Nihayet ayıklama işi bitti. Yazıya geri döneceğim ama baktım baştaki motivasyonum kaybolmuş, yerini içten içe bir endişe almış durumda. Pazarları evdeki ufak tefek tamirat işleri, kırık dökük onarımı zaten benim işimdi ama bundan sonra yoksa yavaş yavaş ev işlerine de mi başlatacak bizim hanım düşüncesiyle elimdeki kâseyi teslim ettim. Eşimin üst üste teşekkürlerini duymazdan gelip ciddiyetle oturdum masaya. Neme lazım, yol olmasın.

Temel meselemiz demokrasi bilinci

Yazının bundan sonrası daha çok ülke menfaatine olan fikirlerimle ilgili olacak.

Bunların en başında gelen, halkın, yani bu milletin haklarını, hukuklarını, sınırlarını, sorumluluk ve yetkilerini bilmesinin ne kadar önemli ve olmazsa olmaz olduğudur. Siyaset kurumu aslında sadece buna ağırlık vermeli ve halkı bu yönde aydınlatmalıdır bence.

Seçimde en fazla oyu alıp yönetim koltuğuna oturanların o andan itibaren sokaktaki vatandaşa hesap vermek zorunda olduğu şuurunun toplum tarafından içselleştirilmesi gerekir. Ancak böylesi bilinçli bir toplumda yöneticiler, asıl görevlerinin yönettikleri alanda yaşayan insanların yaşam şartlarının iyileştirilmesi olduğunu ve her an denetim altında bulunduklarını unutmadan görev yaparlar.

Aslında bunlar demokratik bir toplumun da en temel kurallarının başında gelen hasletlerdir ama bakın bakalım idareciler seçildikten sonra icraatlarında hiçbir zaman halka danışıyorlar mı?

Peki, halkın denetimi ne kadar sağlıklı ve gerçekçi olabiliyor? Yani halk kendisini ilgilendiren konularda görüşlerini yöneticilere iletip kabul ettirebiliyor mu?
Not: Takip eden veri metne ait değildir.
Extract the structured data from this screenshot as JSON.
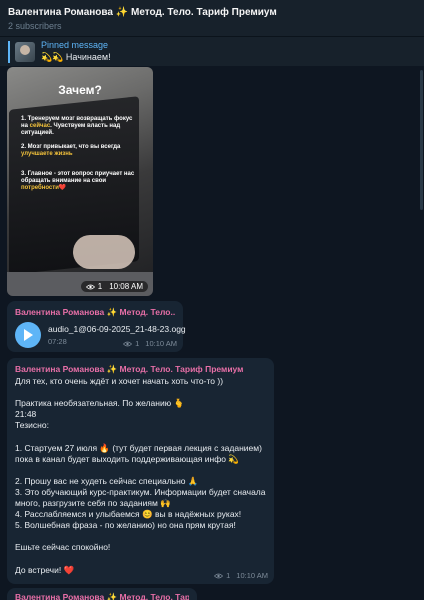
{
  "header": {
    "title": "Валентина Романова ✨ Метод. Тело. Тариф Премиум",
    "subtitle": "2 subscribers"
  },
  "pinned": {
    "label": "Pinned message",
    "text": "💫💫 Начинаем!"
  },
  "photo_post": {
    "overlay_title": "Зачем?",
    "point1_a": "1. Тренеруем мозг возвращать фокус на ",
    "point1_hl": "сейчас",
    "point1_b": ". Чувствуем власть над ситуацией.",
    "point2_a": "2. Мозг привыкает, что вы всегда ",
    "point2_hl": "улучшаете жизнь",
    "point3_a": "3. Главное - этот вопрос приучает нас обращать внимание на свои ",
    "point3_hl": "потребности",
    "point3_b": "❤️",
    "views": "1",
    "time": "10:08 AM"
  },
  "audio_post": {
    "sender": "Валентина Романова ✨ Метод. Тело....",
    "file_name": "audio_1@06-09-2025_21-48-23.ogg",
    "duration": "07:28",
    "views": "1",
    "time": "10:10 AM"
  },
  "text_post": {
    "sender": "Валентина Романова ✨ Метод. Тело. Тариф Премиум",
    "lines": [
      "Для тех, кто очень ждёт и хочет начать хоть что-то ))",
      "",
      "Практика необязательная. По желанию 🫰",
      "21:48",
      "Тезисно:",
      "",
      "1. Стартуем 27 июля 🔥 (тут будет первая лекция с заданием)",
      "пока в канал будет выходить поддерживающая инфо 💫",
      "",
      "2. Прошу вас не худеть сейчас специально 🙏",
      "3. Это обучающий курс-практикум. Информации будет сначала",
      "много, разгрузите себя по заданиям 🙌",
      "4. Расслабляемся и улыбаемся 😊 вы в надёжных руках!",
      "5. Волшебная фраза - по желанию) но она прям крутая!",
      "",
      "Ешьте сейчас спокойно!",
      "",
      "До встречи! ❤️"
    ],
    "views": "1",
    "time": "10:10 AM"
  },
  "next_post": {
    "sender": "Валентина Романова ✨ Метод. Тело. Тариф Премиум"
  },
  "colors": {
    "background": "#0e1621",
    "header": "#17212b",
    "bubble": "#182533",
    "accent": "#5eb5f7",
    "sender": "#e76fa7",
    "highlight": "#f3c23b"
  }
}
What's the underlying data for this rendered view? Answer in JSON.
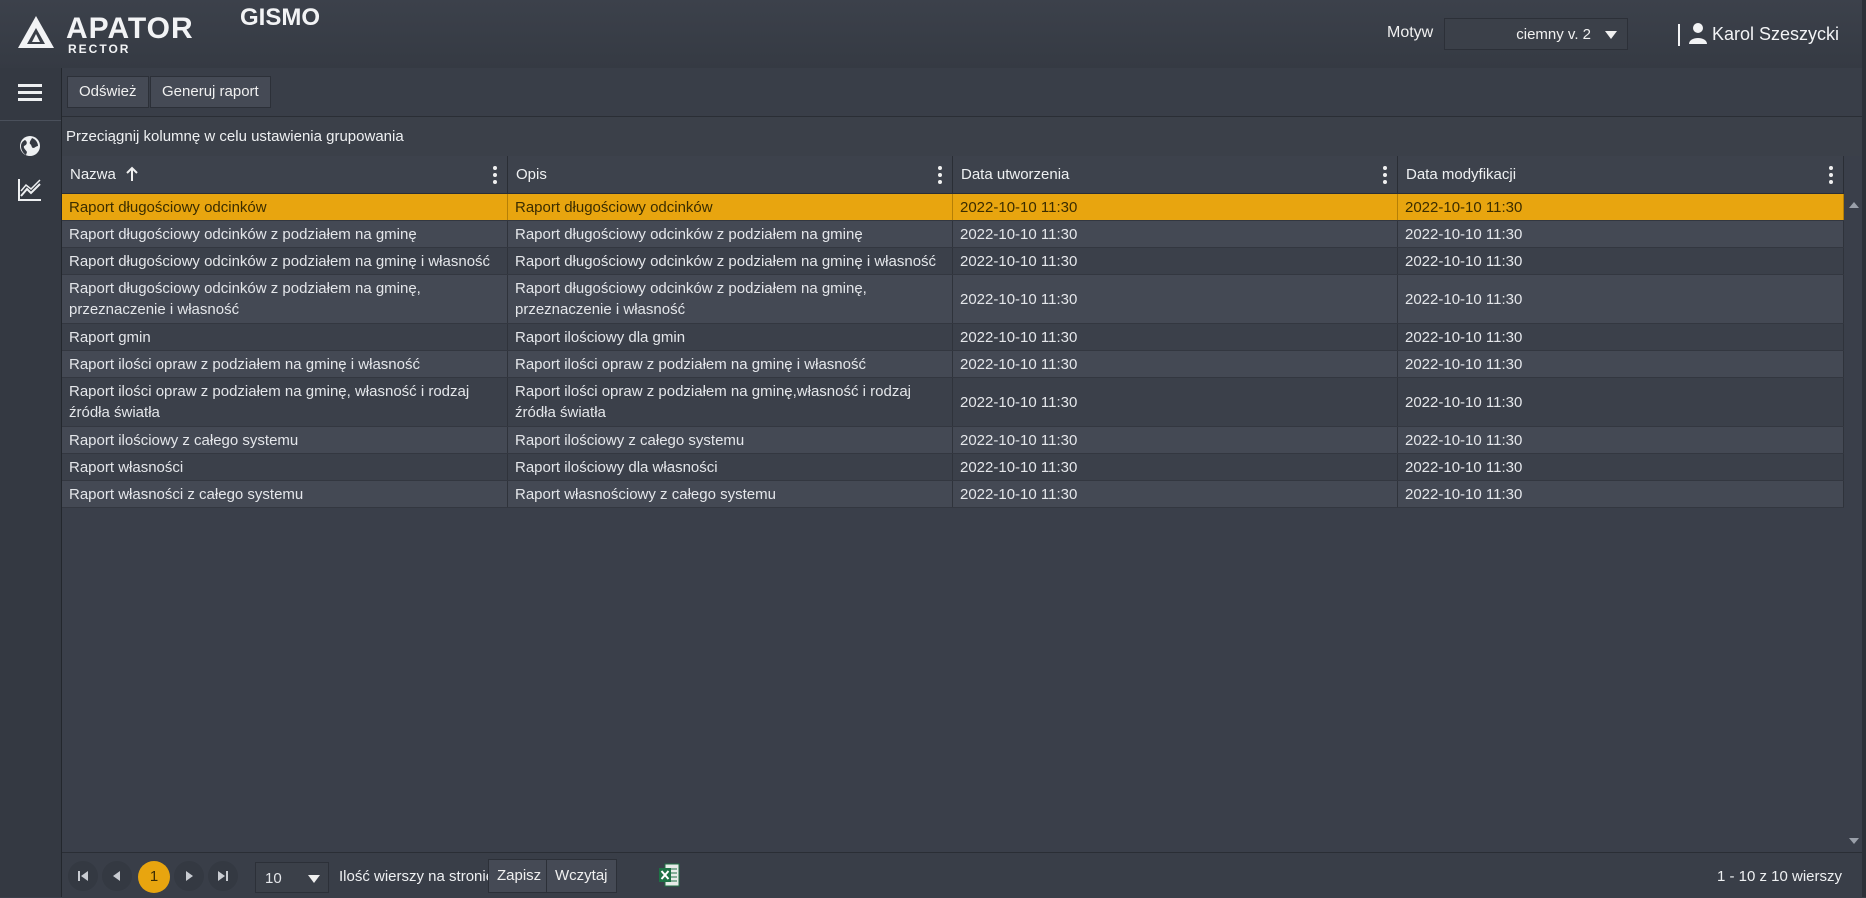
{
  "header": {
    "logo_main": "APATOR",
    "logo_sub": "RECTOR",
    "app_title": "GISMO",
    "theme_label": "Motyw",
    "theme_value": "ciemny v. 2",
    "user_name": "Karol Szeszycki"
  },
  "toolbar": {
    "refresh_label": "Odśwież",
    "generate_label": "Generuj raport"
  },
  "group_bar": {
    "hint": "Przeciągnij kolumnę w celu ustawienia grupowania"
  },
  "grid": {
    "columns": [
      "Nazwa",
      "Opis",
      "Data utworzenia",
      "Data modyfikacji"
    ],
    "sort": {
      "column": "Nazwa",
      "direction": "ascending"
    },
    "selected_row": 0,
    "rows": [
      {
        "name": "Raport długościowy odcinków",
        "desc": "Raport długościowy odcinków",
        "created": "2022-10-10 11:30",
        "modified": "2022-10-10 11:30"
      },
      {
        "name": "Raport długościowy odcinków z podziałem na gminę",
        "desc": "Raport długościowy odcinków z podziałem na gminę",
        "created": "2022-10-10 11:30",
        "modified": "2022-10-10 11:30"
      },
      {
        "name": "Raport długościowy odcinków z podziałem na gminę i własność",
        "desc": "Raport długościowy odcinków z podziałem na gminę i własność",
        "created": "2022-10-10 11:30",
        "modified": "2022-10-10 11:30"
      },
      {
        "name": "Raport długościowy odcinków z podziałem na gminę, przeznaczenie i własność",
        "desc": "Raport długościowy odcinków z podziałem na gminę, przeznaczenie i własność",
        "created": "2022-10-10 11:30",
        "modified": "2022-10-10 11:30"
      },
      {
        "name": "Raport gmin",
        "desc": "Raport ilościowy dla gmin",
        "created": "2022-10-10 11:30",
        "modified": "2022-10-10 11:30"
      },
      {
        "name": "Raport ilości opraw z podziałem na gminę i własność",
        "desc": "Raport ilości opraw z podziałem na gminę i własność",
        "created": "2022-10-10 11:30",
        "modified": "2022-10-10 11:30"
      },
      {
        "name": "Raport ilości opraw z podziałem na gminę, własność i rodzaj źródła światła",
        "desc": "Raport ilości opraw z podziałem na gminę,własność i rodzaj źródła światła",
        "created": "2022-10-10 11:30",
        "modified": "2022-10-10 11:30"
      },
      {
        "name": "Raport ilościowy z całego systemu",
        "desc": "Raport ilościowy z całego systemu",
        "created": "2022-10-10 11:30",
        "modified": "2022-10-10 11:30"
      },
      {
        "name": "Raport własności",
        "desc": "Raport ilościowy dla własności",
        "created": "2022-10-10 11:30",
        "modified": "2022-10-10 11:30"
      },
      {
        "name": "Raport własności z całego systemu",
        "desc": "Raport własnościowy z całego systemu",
        "created": "2022-10-10 11:30",
        "modified": "2022-10-10 11:30"
      }
    ]
  },
  "pager": {
    "current_page": "1",
    "page_size": "10",
    "rows_per_page_label": "Ilość wierszy na stronie",
    "save_label": "Zapisz",
    "load_label": "Wczytaj",
    "count_label": "1 - 10 z 10 wierszy"
  },
  "icons": {
    "sidebar": [
      "menu-icon",
      "globe-icon",
      "chart-icon"
    ],
    "pager": [
      "first-page-icon",
      "prev-page-icon",
      "next-page-icon",
      "last-page-icon",
      "excel-icon"
    ]
  },
  "colors": {
    "accent": "#e8a50f",
    "background": "#3a3f4a"
  }
}
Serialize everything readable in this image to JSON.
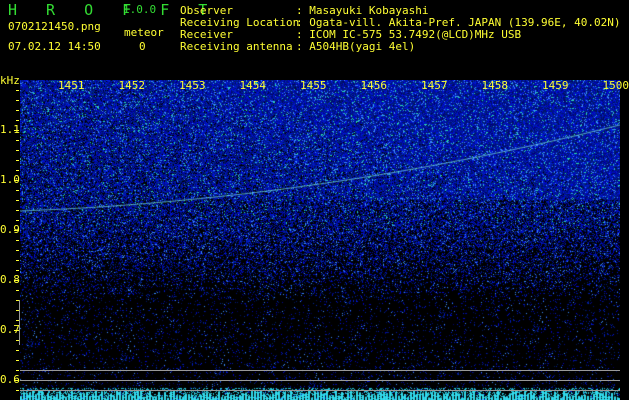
{
  "app": {
    "title": "H R O F F T",
    "version": "1.0.0"
  },
  "file": {
    "name": "0702121450.png",
    "datetime": "07.02.12 14:50"
  },
  "meteor": {
    "label": "meteor",
    "count": "0"
  },
  "info": [
    {
      "label": "Observer",
      "value": ": Masayuki Kobayashi"
    },
    {
      "label": "Receiving Location",
      "value": ": Ogata-vill. Akita-Pref. JAPAN (139.96E, 40.02N)"
    },
    {
      "label": "Receiver",
      "value": ": ICOM IC-575 53.7492(@LCD)MHz USB"
    },
    {
      "label": "Receiving antenna",
      "value": ": A504HB(yagi 4el)"
    }
  ],
  "spectrogram": {
    "y_unit": "kHz",
    "time_labels": [
      "1451",
      "1452",
      "1453",
      "1454",
      "1455",
      "1456",
      "1457",
      "1458",
      "1459",
      "1500"
    ],
    "freq_labels": [
      "1.1",
      "1.0",
      "0.9",
      "0.8",
      "0.7",
      "0.6"
    ]
  }
}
Daha da vahimi, halkın ne kadarı seçtikleri yöneticilerin kendilerine hesap vermesi gerektiğinin bilincinde?

Hatta çoğunluk, bir kere seçilenin bir dahaki seçime kadar hesapsız kitapsız her istediğini yapma hakkına sahip olduğunu düşünüyor ki bu demokrasinin en ilkel yorumu bile sayılmaz. Çünkü seçilenler sonuçta toplumun kaynaklarını kullanan bir gruptur ve halka bu bakımdan hesap vermek zorundadır.

Nasıl ki, bünyemizi güçlendirmek için bamya gibi doğal gıdalarla beslenmemizi düzenlemek zorundaysak, mutlu ve geleceğe güvenli insanlardan oluşan müreffeh bir toplum yapısını oluşturmak için de demokrasinin bu en temel kurallarını sosyal bünyemize yerleştirmek zorundayız.

Böyle bir toplumsal yapıda erkeklerin bile evrimleri hızlanacak, çok daha incelikli, kibar ve duyarlı bir yapıya kavuşacaklardır inancıyla, kadınlarımıza da bir müjde vermek istiyorum buradan.

Zonguldak için, bu ülke için farklı konularda yeniden görüşmek umuduyla, hoşça kalın, sağlıkla kalın.